I am still too full of my Triumph to be able to fairly appreciate it. But I promise you, it shall go down in our little Book of Amours as one of our most enchanting Ev’nings of Sport. Cupid himself prepares a Crown for me!

I hope you are well, Madam, and that your Silence doth not portend a Continuation of that Ague you reported in your last Letter. I’faith…

I could read no more. My Eyes brimm’d with salty Tears and my Heart ach’d with Humiliation so great that Death alone could ease it. I ran again into the wall’d Garden, where I wisht to dash my Brains out at the Feet of Venus, and would, no doubt, have done so, had not Cowardice, a base Fear of doing myself bodily Injury, interven’d. The cruellest Phrases from that wicked Letter rang thro’ my Brain, like Church Bells resounding in a Belfry.

“Capital Sport”!—I heard Lord Bellars’ own mocking Voice say those detested Words. “Subjugation of my Prey”! “A Combination of two Strategies”! “Terms borrow’d from the Playhouse”! Was it not enough that I was ruin’d, that my first, fine Belief in the Pow’r of Love had been betray’d? But must I also be held up to Ridicule in the Eyes of Lord Bellars’ London Mistress—no doubt a Woman of Fashion to whom my Ruin was a mere Toy to pass away an Afternoon, or a lewd Playlet, a sort of Afterpiece, to heat the Blood of Jaded Lovers?

O Belinda, ne’er was a Wench so wretched as myself! I thought to take my own Life (’twas worth nothing to me then) but could not, both for fear of bodily Torment and Torment of my Soul in the World to come! But how should I survive this Humiliation? I could not face Lord Bellars or my Step-Mother again. I could not sit at Table across from the Poet, Lady Bellars, Mary, Daniel, the villainous Lord Bellars himself, and all our other intended Guests, without showing my Distress. What could I do but flee?
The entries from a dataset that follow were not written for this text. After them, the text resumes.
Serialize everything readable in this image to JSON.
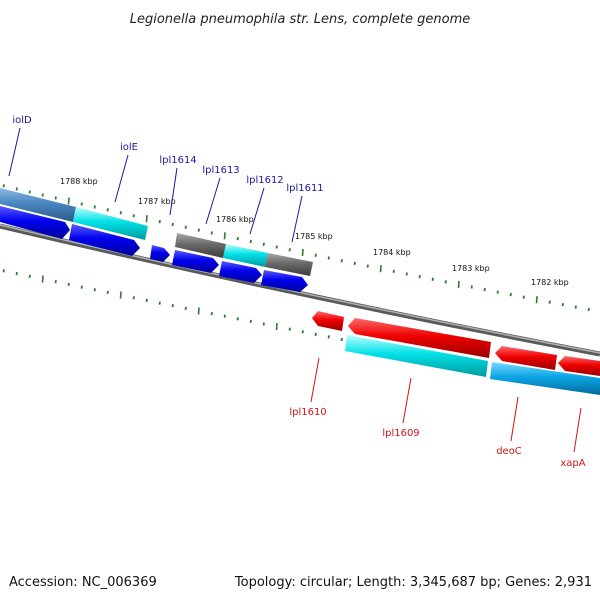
{
  "title": "Legionella pneumophila str. Lens, complete genome",
  "footer": {
    "accession": "Accession: NC_006369",
    "summary": "Topology: circular; Length: 3,345,687 bp; Genes: 2,931"
  },
  "colors": {
    "backbone": "#8a8a8a",
    "tick": "#2e7d2e",
    "blue_gene": "#0000ee",
    "cyan_gene": "#00e0e6",
    "gray_gene": "#6a6a6a",
    "steel_gene": "#4a86c0",
    "red_gene": "#ee0000",
    "sky_gene": "#0aa6e6",
    "blue_label": "#1a1aa0",
    "red_label": "#d01515"
  },
  "scale_labels": [
    "1788 kbp",
    "1787 kbp",
    "1786 kbp",
    "1785 kbp",
    "1784 kbp",
    "1783 kbp",
    "1782 kbp"
  ],
  "upper_gene_labels": [
    "iolD",
    "iolE",
    "lpl1614",
    "lpl1613",
    "lpl1612",
    "lpl1611"
  ],
  "lower_gene_labels": [
    "lpl1610",
    "lpl1609",
    "deoC",
    "xapA"
  ]
}
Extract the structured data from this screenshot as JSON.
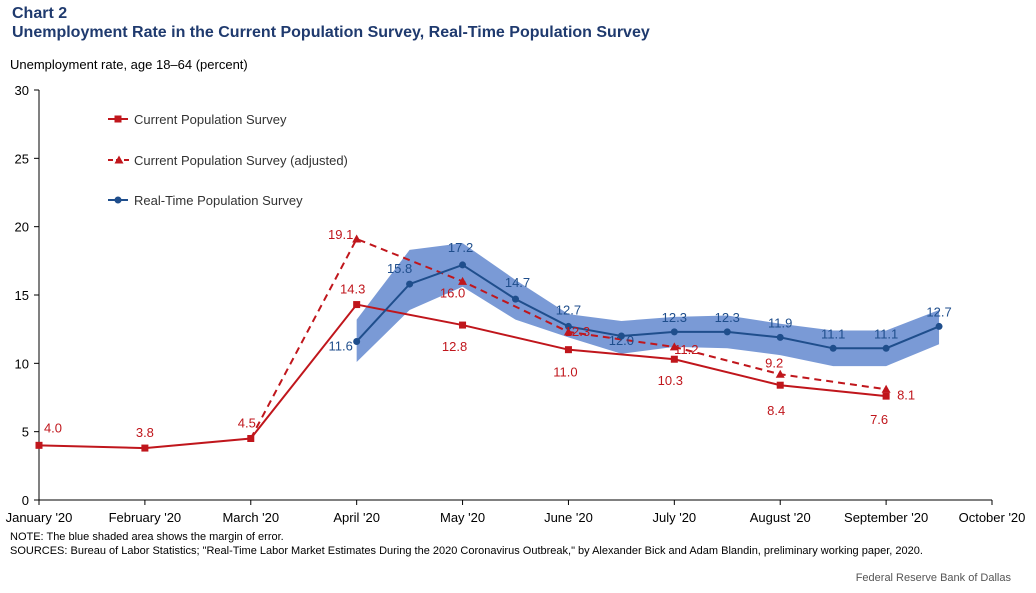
{
  "header": {
    "chart_label": "Chart 2",
    "title": "Unemployment Rate in the Current Population Survey, Real-Time Population Survey"
  },
  "footer": {
    "note": "NOTE: The blue shaded area shows the margin of error.",
    "sources": "SOURCES: Bureau of Labor Statistics; \"Real-Time Labor Market Estimates During the 2020 Coronavirus Outbreak,\" by Alexander Bick and Adam Blandin, preliminary working paper, 2020.",
    "credit": "Federal Reserve Bank of Dallas"
  },
  "colors": {
    "cps": "#c0161c",
    "rps": "#1f4e8c",
    "band": "#7a9ad6"
  },
  "chart_data": {
    "type": "line",
    "ylabel": "Unemployment rate, age 18–64 (percent)",
    "xlabel": "",
    "ylim": [
      0,
      30
    ],
    "yticks": [
      0,
      5,
      10,
      15,
      20,
      25,
      30
    ],
    "xlim": [
      0,
      9
    ],
    "x_tick_labels": [
      "January '20",
      "February '20",
      "March '20",
      "April '20",
      "May '20",
      "June '20",
      "July '20",
      "August '20",
      "September '20",
      "October '20"
    ],
    "legend_placement": "top-left",
    "grid": false,
    "series": [
      {
        "name": "Current Population Survey",
        "style": "solid",
        "marker": "square",
        "x": [
          0,
          1,
          2,
          3,
          4,
          5,
          6,
          7,
          8
        ],
        "values": [
          4.0,
          3.8,
          4.5,
          14.3,
          12.8,
          11.0,
          10.3,
          8.4,
          7.6
        ],
        "labels": [
          "4.0",
          "3.8",
          "4.5",
          "14.3",
          "12.8",
          "11.0",
          "10.3",
          "8.4",
          "7.6"
        ]
      },
      {
        "name": "Current Population Survey (adjusted)",
        "style": "dashed",
        "marker": "triangle",
        "x": [
          2,
          3,
          4,
          5,
          6,
          7,
          8
        ],
        "values": [
          4.5,
          19.1,
          16.0,
          12.3,
          11.2,
          9.2,
          8.1
        ],
        "labels": [
          "",
          "19.1",
          "16.0",
          "12.3",
          "11.2",
          "9.2",
          "8.1"
        ]
      },
      {
        "name": "Real-Time Population Survey",
        "style": "solid",
        "marker": "circle",
        "x": [
          3,
          3.5,
          4,
          4.5,
          5,
          5.5,
          6,
          6.5,
          7,
          7.5,
          8,
          8.5
        ],
        "values": [
          11.6,
          15.8,
          17.2,
          14.7,
          12.7,
          12.0,
          12.3,
          12.3,
          11.9,
          11.1,
          11.1,
          12.7
        ],
        "labels": [
          "11.6",
          "15.8",
          "17.2",
          "14.7",
          "12.7",
          "12.0",
          "12.3",
          "12.3",
          "11.9",
          "11.1",
          "11.1",
          "12.7"
        ],
        "band_upper": [
          13.2,
          18.3,
          18.8,
          16.1,
          13.6,
          13.1,
          13.4,
          13.5,
          12.9,
          12.4,
          12.4,
          13.9
        ],
        "band_lower": [
          10.1,
          13.9,
          15.6,
          13.2,
          11.9,
          10.7,
          11.2,
          11.1,
          10.6,
          9.8,
          9.8,
          11.4
        ]
      }
    ]
  }
}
Fortunately, I had the Guineas the Poet had press’d upon me, and I had, besides, some good Clothes and Jewels that might be pawn’d, a silver Snuff-Box, a gold Watch, and sev’ral gold Rings.

I ran back to my Chamber to gather all my Worldly Possessions (including my tentative first Verses) and to plan my Flight from Lymeworth.

I was consid’ring how I might escape to London, without falling Prey to Highwaymen and Robbers, when I recall’d the Custom of certain Famous Actresses in London of dressing up in Men’s Clothes to play “Breeches Parts,” and I form’d the Idea of stealing Daniel’s Riding Clothes and Riding Wig and making my Way to London en Homme. Fortunately, I was then, as now, an excellent Horsewoman, but whether I should be able to fetch my own Chestnut Arabian Stallion, Lustre, without incurring Suspicion from the Groom and Stable-Boys, I did not know, and whether I should be able to reach London unharm’d was also doubtful. But what other Choyce did I have? I dried my Tears and set about preparing for my Journey.